Menurut pemerhati masalah anak, Seto Mulyadi, perlindungan anak tidak bisa dilakukan hanya oleh internal keluarga, masyarakat memiliki peran yang sama dalam memberikan perlindungan anak di lingkungan mereka. Masyarakat juga mesti proaktif melaporkan setiap bentuk pelanggaran terhadap hak anak kepada aparat setempat.

”Dalam undang-undang, barang siapa yang tahu ada tindak kekerasan terhadap anak tapi dibiarkan, akan diancam pidana lima tahun. Melindungi anak perlu satu kampung. Peran seperti KPAI bisa dibangun sampai tingkat RT dan RW,” katanya.

Tersangka Narkoba

Penyidik Direktorat Narkoba Polda Metro Jaya resmi menetapkan Utomo Permono dan Nurindria Sari sebagai tersangka atas kepemilikan sabu-sabu seberat 0,85 gram yang ditemukan di rumahnya. ”Berdasarkan hasil gelar perkara, keduanya cukup unsur untuk ditingkatkan statusnya sebagai tersangka atas penggunaan dan kepemilikan sabu seberat 0,85 gram,” ungkap Direktur Narkoba Polda Metro Jaya Kombes Pol Eko Daniyanto kepada wartawan di Polda Metro Jaya, Jakarta, kemarin.

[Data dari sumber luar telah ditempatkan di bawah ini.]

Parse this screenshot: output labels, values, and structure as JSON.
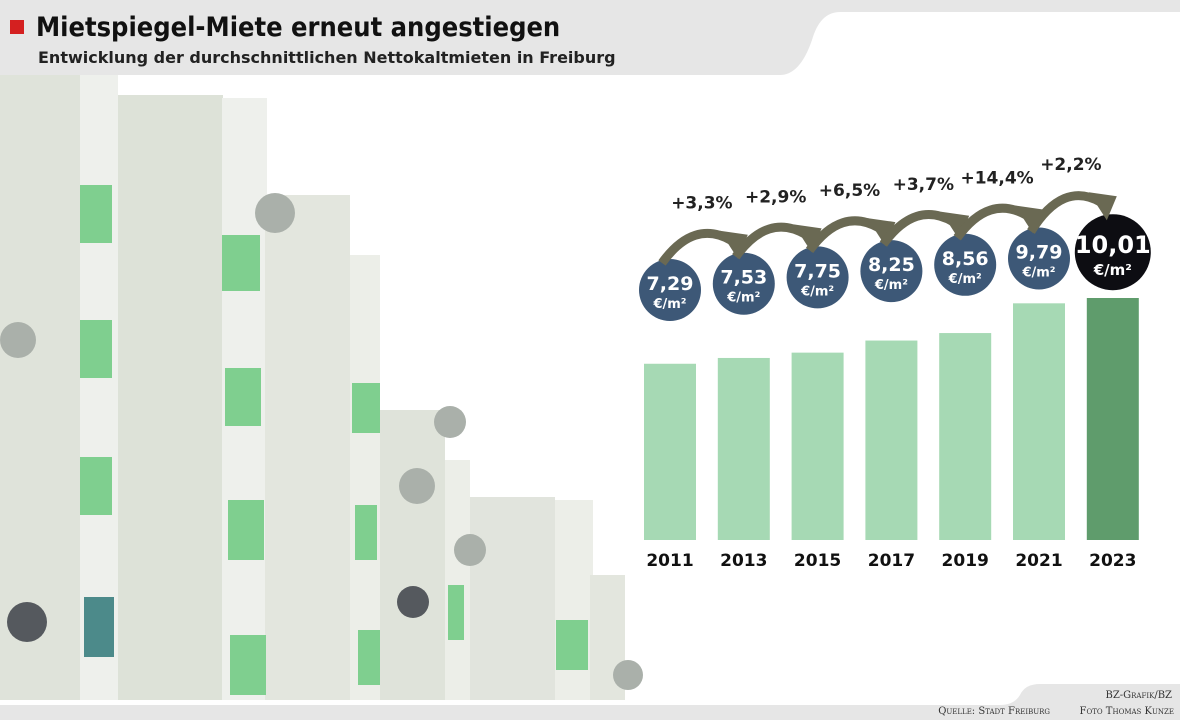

Penetapan tersangka dilakukan pada Minggu (18/5) malam. Setelah ditetapkan keduanya langsung ditahan di Rutan Narkoba Polda Metro Jaya. Dari hasil pemeriksaan keduanya mengakui memiliki barang tersebut dan memakainya. Selain berdasarkan pengakuan, mereka juga terbukti positif mengonsumsi narkotika.

Pemeriksaan urine dilakukan pada Jumat (15/5) malam oleh Bidang Kedokteran dan Kesehatan Polda Metro Jaya. Atas kepemilikan sabu-sabu tersebut keduanya dijerat Pasal 112 dan 114 subsider Pasal 132 UU Nomor 35/2009 tentang Narkotika dengan ancaman maksimal tujuh tahun penjara. ”Untuk legalitas formal, keduanya juga akan dites kembali urine dan darahnya di Puslabfor Mabes Polri,” ujarnya.

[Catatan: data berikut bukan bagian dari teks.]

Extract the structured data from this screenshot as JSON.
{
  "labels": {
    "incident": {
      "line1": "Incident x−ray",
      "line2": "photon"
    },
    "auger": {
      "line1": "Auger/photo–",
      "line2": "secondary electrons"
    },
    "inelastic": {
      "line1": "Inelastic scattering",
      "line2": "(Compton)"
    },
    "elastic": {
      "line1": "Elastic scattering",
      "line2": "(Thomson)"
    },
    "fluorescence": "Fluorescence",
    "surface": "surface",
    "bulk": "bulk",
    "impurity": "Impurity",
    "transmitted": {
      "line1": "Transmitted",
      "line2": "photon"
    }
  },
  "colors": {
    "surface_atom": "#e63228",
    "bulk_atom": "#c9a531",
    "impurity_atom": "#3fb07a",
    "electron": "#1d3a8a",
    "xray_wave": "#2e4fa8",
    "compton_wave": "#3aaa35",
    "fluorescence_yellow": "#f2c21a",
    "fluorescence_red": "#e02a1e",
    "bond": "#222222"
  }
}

Kepala Bidang Kedokteran dan Kesehatan Polda Metro Jaya Kombes Pol Musyafak mengungkapkan, polisi melakukan tes urine terhadap keduanya dengan menguji enam jenis kandungan zat tertentu, yaitu methampetamine, ampethamine, benzoat, morfin, dan ganja. ”Tetapi hanya dua yang positif, yaitu methampetamine dan ampethamine,” katanya.

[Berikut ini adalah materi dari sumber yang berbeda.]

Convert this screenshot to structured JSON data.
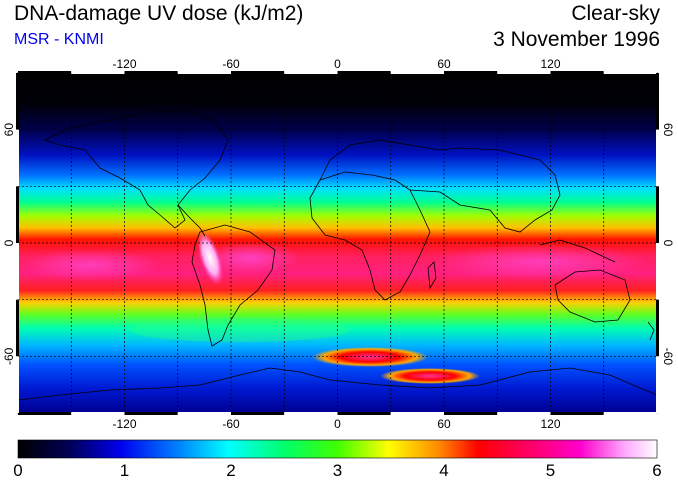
{
  "header": {
    "title": "DNA-damage UV dose (kJ/m2)",
    "source": "MSR - KNMI",
    "condition": "Clear-sky",
    "date": "3 November 1996"
  },
  "map": {
    "longitude_labels": [
      "-120",
      "-60",
      "0",
      "60",
      "120"
    ],
    "longitude_values": [
      -120,
      -60,
      0,
      60,
      120
    ],
    "latitude_labels": [
      "60",
      "0",
      "-60"
    ],
    "latitude_values": [
      60,
      0,
      -60
    ],
    "lat_range": [
      -90,
      90
    ],
    "lon_range": [
      -180,
      180
    ]
  },
  "colorbar": {
    "min": 0,
    "max": 6,
    "tick_labels": [
      "0",
      "1",
      "2",
      "3",
      "4",
      "5",
      "6"
    ],
    "colors": [
      "#000000",
      "#000066",
      "#0000ff",
      "#0088ff",
      "#00ffff",
      "#00ff88",
      "#00ff00",
      "#aaff00",
      "#ffff00",
      "#ff8800",
      "#ff0000",
      "#ff0066",
      "#ff00aa",
      "#ff55dd",
      "#ffccff",
      "#ffffff"
    ]
  },
  "colors": {
    "source_text": "#0000ee",
    "coastline": "#000000",
    "grid": "#000000"
  }
}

Adapun Direktur Reskrimum Polda Metro Jaya Kombes Pol Heru Pranoto menegaskan, penjeratan pelaku dengan UU Nomor 35/2009 tentang Tindak Pidana Penyalahgunaan Narkotika tidak menggugurkan pengenaan undang-undang sebelumnya, yaitu UU Nomor 23/ 2002 tentang Perlindungan Anak dan UU Nomor 23/2004 tentang Penghapusan Kekerasan dalam Rumah Tangga.

Sampai saat ini, kata Heru, belum ada penetapan tersangka terhadap kedua pelaku penelantar. Menurut dia, polisi enggan tergesa-gesa dalam menetapkan tersangka karena mengedepankan prinsip kehati-hatian. Di samping itu, dalam penetapan tersangka itu polisi akan menggunakan standar minimal tiga alat bukti, meskipun dalam KUHAP disebutkan cukup menggunakan dua alat bukti untuk menetapkan tersangka.

Menurut Heru, penyidik baru memegang satu alat bukti dalam dugaan kasus penelantaran dan kekerasan terhadap anak berupa keterangan dari sejumlah saksi. Untuk melengkapi alat bukti, polisi masih menunggu hasil pemeriksaan terhadap kondisi fisik dan kejiwaan anak untuk memastikan kelima anak tersebut mengalami kekerasan atau tidak di Rumah Sakit Cipto Mangunkusumo (RSCM). ”Jika terbukti dan ditetapkan sebagai tersangka akan ada pemeriksaan kejiwaan oleh psikiater terhadap keduanya,” katanya.

Penyidik Polda Metro Jaya sampai saat ini telah memeriksa 11 saksi yang terdiri atas warga setempat dan Komisi Perlindungan Anak Indonesia (KPAI) sebagai pihak pelapor. Dilain sisi, dalam proses penggalian keterangan terhadap anak nanti, mereka akan didampingi psikolog untuk mendapatkan keterangan yang objektif dari sang anak.